2 Tempestade de Gelo (1997) Em sua segunda empreitada em Hollywood, o taiwanês Ang Lee mergulhou na ebulição causada pela revolução sexual dos anos 1970 no âmbito familiar. Baseado na obra de Rick Moody, o filme acompanha dois casais (Kevin Kline & Joan Allen / Sigourney Weaver & Jamey Sheridan) e seus respectivos filhos (Christina Ricci & Tobey Maguire / Elijah Wood e Adam Hann-Byrd) num período em que a liberdade sexual começava a ser tão atraente quanto assustadora. Enquanto adultérios e iniciações sexuais ganham mais atenção do que o escândalo Watergate nas casas do subúrbio americano, uma tempestade de gelo se aproxima e promete fazer mais estrago do que a famosa festa da chave (onde uma mulher casada sorteia a chave do marido de outra para passar a noite). As atuações excepcionais e o roteiro premiado em Cannes valem cada minuto da sessão.

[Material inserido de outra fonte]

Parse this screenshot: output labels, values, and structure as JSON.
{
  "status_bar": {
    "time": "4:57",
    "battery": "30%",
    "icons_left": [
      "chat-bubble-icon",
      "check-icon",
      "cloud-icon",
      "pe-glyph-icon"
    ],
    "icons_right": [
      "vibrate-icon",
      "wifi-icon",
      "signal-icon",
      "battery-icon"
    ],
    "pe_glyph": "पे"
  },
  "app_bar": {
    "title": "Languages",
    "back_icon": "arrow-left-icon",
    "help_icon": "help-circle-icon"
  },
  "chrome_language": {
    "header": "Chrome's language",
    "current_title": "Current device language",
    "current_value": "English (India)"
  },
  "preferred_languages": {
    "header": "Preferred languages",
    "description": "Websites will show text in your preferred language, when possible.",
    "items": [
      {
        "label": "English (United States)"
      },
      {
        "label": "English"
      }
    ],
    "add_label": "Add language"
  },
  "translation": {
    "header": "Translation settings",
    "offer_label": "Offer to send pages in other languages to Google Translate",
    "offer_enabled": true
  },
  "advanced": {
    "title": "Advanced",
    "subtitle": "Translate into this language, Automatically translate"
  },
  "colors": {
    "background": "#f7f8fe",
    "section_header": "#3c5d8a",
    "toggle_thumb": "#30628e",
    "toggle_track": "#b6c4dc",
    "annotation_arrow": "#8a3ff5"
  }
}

1 Beleza Americana (1999) Ainda acho que a estreia na telona rendeu o melhor filme de Sam Mendes. Ganhador de cinco Oscars (filme, diretor, ator, roteiro original e fotografia), Beleza Americana é de uma exuberância narrativa impressionante. Olhando para além da superfície dos valores consumistas da sociedade americana, o filme acompanha os conflitos de Lester Burnhan (Kevin Spacey) e sua esposa, Carolyn (Annette Bening) que enfrentam uma crise de valores no casamento, Colabora ainda para o estado da família a relação da filha rebelde (Thora Birch) com o filho esquisito (Wes Bentley) do vizinho nazista (Chris Cooper). Virando os personagens do avesso, o filme tornou-se um dos favoritos do Oscar em todos os tempos com sua história que mistura adultério, drogas, virgindade, homossexualismo e um crime que serve apenas para dizer que amanhã pode ser tarde demais para dizer que aquela pessoa é tão especial.